Fast geostatistical seismic inversion coupling machine learning and Fourier decomposition

Geostatistical seismic inversion uses stochastic sequential simulation and co-simulation as techniques to generate and perturb subsurface elastic models. These steps are computational demanding and, depending on the size of the inversion grid, time consuming. This paper introduces a technique to achieve considerable reductions in the consumption of computational resources of geostatistical seismic inversion without compromising the quality of the inverse elastic models. We achieve these improvements by reducing one of the dimensions of the data domain to a periodic function approximated by a Fourier series of n terms. Then, instead of simulating over the entire original data volume, in the original data domain, we simulate independently each term of the series over the area of interest. If the number of terms in the series is considerably smaller than the size of the collapsed data domain, then the computational overhead of the inversion procedure decreases.
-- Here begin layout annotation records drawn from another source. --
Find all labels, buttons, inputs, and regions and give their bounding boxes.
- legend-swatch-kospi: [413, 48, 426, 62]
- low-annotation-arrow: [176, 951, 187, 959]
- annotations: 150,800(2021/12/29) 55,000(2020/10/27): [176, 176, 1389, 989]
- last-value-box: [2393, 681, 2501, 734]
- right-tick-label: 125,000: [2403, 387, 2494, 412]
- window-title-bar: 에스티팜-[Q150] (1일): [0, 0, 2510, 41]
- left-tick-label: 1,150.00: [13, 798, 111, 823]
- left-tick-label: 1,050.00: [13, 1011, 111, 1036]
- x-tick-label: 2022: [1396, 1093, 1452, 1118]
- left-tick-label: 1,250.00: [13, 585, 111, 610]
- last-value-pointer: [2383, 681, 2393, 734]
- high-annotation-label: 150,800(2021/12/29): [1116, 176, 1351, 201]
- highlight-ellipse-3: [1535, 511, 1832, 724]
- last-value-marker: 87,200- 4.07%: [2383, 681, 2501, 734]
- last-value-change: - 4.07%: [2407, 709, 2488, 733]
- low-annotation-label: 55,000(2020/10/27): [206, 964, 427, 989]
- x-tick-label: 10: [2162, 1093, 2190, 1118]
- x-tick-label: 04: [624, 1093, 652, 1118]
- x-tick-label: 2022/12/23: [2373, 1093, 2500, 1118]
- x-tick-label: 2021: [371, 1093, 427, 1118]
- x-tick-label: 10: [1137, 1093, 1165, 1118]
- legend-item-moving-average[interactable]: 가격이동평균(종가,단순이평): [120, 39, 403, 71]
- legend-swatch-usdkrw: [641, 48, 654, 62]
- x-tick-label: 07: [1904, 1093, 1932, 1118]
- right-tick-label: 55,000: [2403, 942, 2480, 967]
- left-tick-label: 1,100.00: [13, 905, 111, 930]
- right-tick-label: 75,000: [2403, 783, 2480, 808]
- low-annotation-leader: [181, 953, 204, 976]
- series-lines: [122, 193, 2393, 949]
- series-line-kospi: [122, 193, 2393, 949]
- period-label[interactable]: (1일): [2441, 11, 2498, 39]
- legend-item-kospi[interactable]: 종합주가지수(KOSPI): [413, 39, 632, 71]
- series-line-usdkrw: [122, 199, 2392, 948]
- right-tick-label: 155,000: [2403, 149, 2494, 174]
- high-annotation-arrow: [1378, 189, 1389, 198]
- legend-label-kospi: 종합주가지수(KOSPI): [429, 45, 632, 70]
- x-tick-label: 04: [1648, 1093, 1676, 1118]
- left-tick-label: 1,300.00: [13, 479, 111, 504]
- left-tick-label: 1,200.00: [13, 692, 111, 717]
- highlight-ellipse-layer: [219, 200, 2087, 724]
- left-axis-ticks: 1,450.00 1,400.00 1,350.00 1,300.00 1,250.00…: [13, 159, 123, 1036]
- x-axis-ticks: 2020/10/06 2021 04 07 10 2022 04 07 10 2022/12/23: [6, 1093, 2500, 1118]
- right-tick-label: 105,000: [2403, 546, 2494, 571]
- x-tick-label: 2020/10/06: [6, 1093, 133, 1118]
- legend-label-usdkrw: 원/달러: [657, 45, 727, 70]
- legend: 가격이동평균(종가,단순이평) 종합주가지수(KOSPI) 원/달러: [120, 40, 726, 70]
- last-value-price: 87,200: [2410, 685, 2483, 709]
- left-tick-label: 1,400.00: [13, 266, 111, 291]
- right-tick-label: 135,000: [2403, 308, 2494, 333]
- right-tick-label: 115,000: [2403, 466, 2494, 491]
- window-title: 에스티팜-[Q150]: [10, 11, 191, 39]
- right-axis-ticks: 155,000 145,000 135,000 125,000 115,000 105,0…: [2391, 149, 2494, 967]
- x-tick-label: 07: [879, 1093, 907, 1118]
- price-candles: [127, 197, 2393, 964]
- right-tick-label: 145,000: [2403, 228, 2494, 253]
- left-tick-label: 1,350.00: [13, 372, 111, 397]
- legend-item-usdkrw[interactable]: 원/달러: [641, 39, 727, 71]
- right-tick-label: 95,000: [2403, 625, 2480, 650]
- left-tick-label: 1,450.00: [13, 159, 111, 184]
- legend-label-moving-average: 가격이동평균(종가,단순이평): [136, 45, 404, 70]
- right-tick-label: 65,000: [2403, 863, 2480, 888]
Symbolic regression is used to obtain automatically the approximation to the periodic function that captures the behavior of the property in the reduced dimension. The advantages related to the use of symbolic regression over alternative machine learning algorithms are discussed. We use the method to simulate acoustic impedance in a geostatistical seismic inversion of a synthetic dataset representing a hydrocarbon reservoir, where the true acoustic impedance model is available. Results demonstrate a considerable speedup over traditional methods while achieving similar performance in terms of the misfit between real and synthetic seismic and a good representation of the true impedance model. The frequency content of the resulting inverted data is discussed and compared with the one inferred from traditional methods, demonstrating an expected reduction of the high-frequency component.